Schools can remedy this rampant crisis by instituting later daily starting times for teens. The results can be startling. One Minneapolis school district changed its starting time from 7:25 to 8:30. That year, the district witnessed a dramatic rise in the average SAT scores—over 200 points! Students also reported less depression and higher motivation.  When the schools in Lexington, Kentucky, instituted a later starting time, car accidents amongteenagers decreased by 25% compared with other districts in the state.  Even though anecdotal, the possibility for positive change should be enough evidence that the schedules should favor students.

While early starting times may suit the adults involved in schools, (teachers, aides, administrators, etc.) districts must put the well-being of their students first!

This post is contributed by a community member. The views expressed in this blog are those of the author and do not necessarily reflect those of Patch Media Corporation. Everyone is welcome to submit a post to Patch. If you'd like to post a blog, go here to get started.

DMorrison August 26, 2012 at 01:27 AM
I doubt I could keep up with a high schooler's schedule. A rigorous daily routine of paying attention in difficult classes to get great grades, take on leadership positions and extra curricular activities that wear you out directly after school, then come home for a short break, only to hit the books again until midnight. I'm tired already. The later start time sounds smart. Younger children tend to get up earlier for school anyway, because they can go to bed early. Let the teens take the later shift, it only makes sense.
Wilson August 26, 2012 at 01:44 PM
Not even sure where to start here? How about less emphasis on sports and more emphasis on learning and getting to bed early. How about less play station time late at night. Studies have shown late night gaming causes less restful sleep and thus poorer academic performance. Regarding the early dismissal. How about doing what some public schools and many charter schools are doing (to proven success) and that is longer days and more of them. Also at Daniel Hand in Madison, High School students have three trimesters of learning in which they take math and science only 2 of the 3 trimesters.
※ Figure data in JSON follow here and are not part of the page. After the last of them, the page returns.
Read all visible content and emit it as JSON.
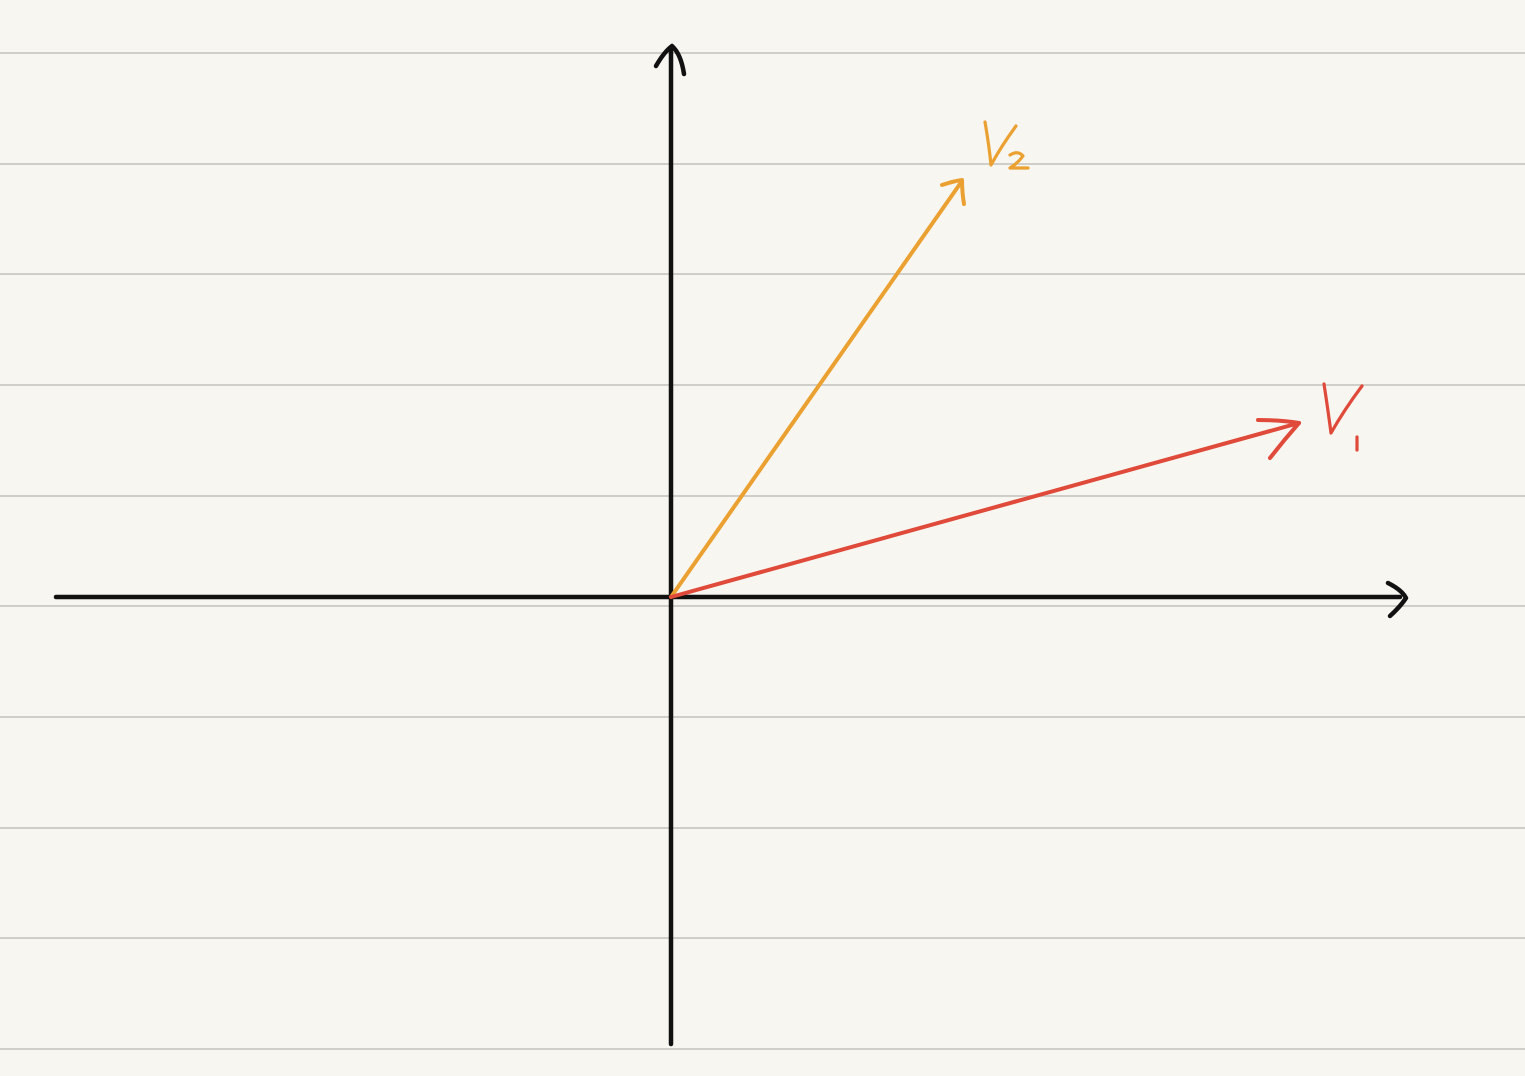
{
  "paper": {
    "background": "#f7f6f0",
    "ruled_line_color": "#cfcec8"
  },
  "axes": {
    "color": "#111111"
  },
  "vectors": [
    {
      "id": "v1",
      "label": "V1",
      "color": "#e04a3a"
    },
    {
      "id": "v2",
      "label": "V2",
      "color": "#eba132"
    }
  ]
}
Can someone point out the study in which less a math and science seems to have proven successful? I know in Guilford students take a full year of math and science and Guilford out scored us last year in the Connecticut rating of schools. Getting more sleep may be part of the answer but what is required is a re-evaluation of the educational priorities that focus on long term success and not short-term happiness. (and don't get me going why on Sunday mornings more parents are satisfied to have their children on playing fields then in Churches and Temples).
Leslie Yager August 26, 2012 at 10:03 PM
Yes, Wilson...or reading a book for pleasure. Or playing chess. Or having some time to be "bored" and be creative.
Terra Ziporyn Snider, Ph.D. August 27, 2012 at 03:29 AM
The research on this subject is crystal clear. But politics, myth, and human nature typically keep schools from prioritizing student health and well-being when they draw up the academic schedule, and it may take collective action on a national scale to change this, The good news is this is starting to happen, in large part due to social media. For more information, see www.StartSchoolLater.net and our online petition (tinyurl.com/82leprp).
Laura I. Maniglia August 27, 2012 at 11:01 AM
I'll sign the petition and urge everyone I know to do the same!